Je sais que ce temps de gestation a permis d’assumer quelques paris audacieux et d’assister à quelques très belles découvertes.

Ainsi, je le disais tout à l’heure, cette merveilleuse Nef conçue par Hector Le Fuel a retrouvé sa hauteur spectaculaire, grâce au choix très heureux de supprimer le plancher métallique intermédiaire - parenthèse architecturale qui aura duré vingt ans.

Quelques très belles découvertes ont également ponctué ce chantier, et je sais que c’est toujours un immense plaisir pour l’équipe scientifique de faire progresser la connaissance des collections. Ainsi, le salon Talairac, présent dans cette maison dès 1919, dissimulait un décor merveilleux et inconnu de faux-bois, qu’un éclat a mis à jour, quand les restaurateurs ont sondé la peinture des doubles portes.

Tout cela, chers amis, a été rendu possible grâce au travail et aux savoir-faire les plus délicats des restaurateurs et des artisans d’art, mais aussi, et c’est là, je crois, une dimension essentielle de l’événement qui nous réunit aujourd’hui, grâce au soutien et à la générosité de nombreux mécènes, particuliers, fondations, entreprises, que les Arts Décoratifs ont su mobiliser autour de ce beau projet, en complément des financements apportés par l’Etat, qui s’élèvent à près de 14 millions d’euros. Beaucoup sont parmi nous aujourd’hui et je tiens à les remercier très chaleureusement.
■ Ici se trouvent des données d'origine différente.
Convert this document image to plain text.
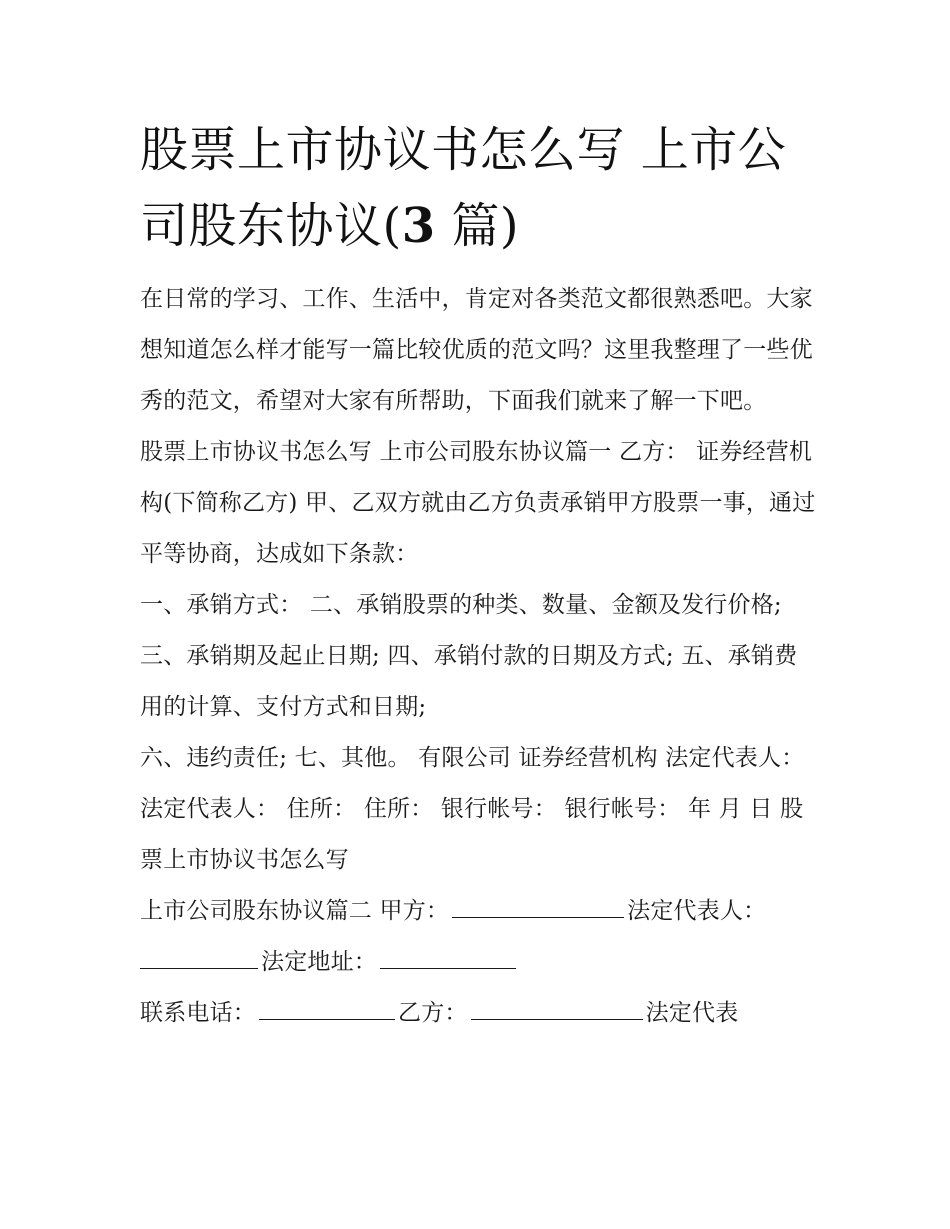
股票上市协议书怎么写 上市公司股东协议(3 篇)

在日常的学习、工作、生活中，肯定对各类范文都很熟悉吧。大家想知道怎么样才能写一篇比较优质的范文吗？这里我整理了一些优秀的范文，希望对大家有所帮助，下面我们就来了解一下吧。

股票上市协议书怎么写 上市公司股东协议篇一 乙方： 证券经营机构(下简称乙方) 甲、乙双方就由乙方负责承销甲方股票一事，通过平等协商，达成如下条款：

一、承销方式： 二、承销股票的种类、数量、金额及发行价格; 三、承销期及起止日期; 四、承销付款的日期及方式; 五、承销费用的计算、支付方式和日期;

六、违约责任; 七、其他。 有限公司 证券经营机构 法定代表人： 法定代表人： 住所： 住所： 银行帐号： 银行帐号： 年 月 日 股票上市协议书怎么写

上市公司股东协议篇二 甲方：	法定代表人：法定地址：

联系电话：	乙方：	法定代表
Je tiens tout particulièrement à rendre hommage à l’action exemplaire que vous avez menée, chère Hélène, à la tête du Comité international que vous avez créé en faveur de cette réouverture.

Ce sont des collectionneurs, des mécènes et des industriels qui sont à l’origine de la création de cette noble institution. Vous en perpétuez aujourd’hui l’œuvre et la mémoire.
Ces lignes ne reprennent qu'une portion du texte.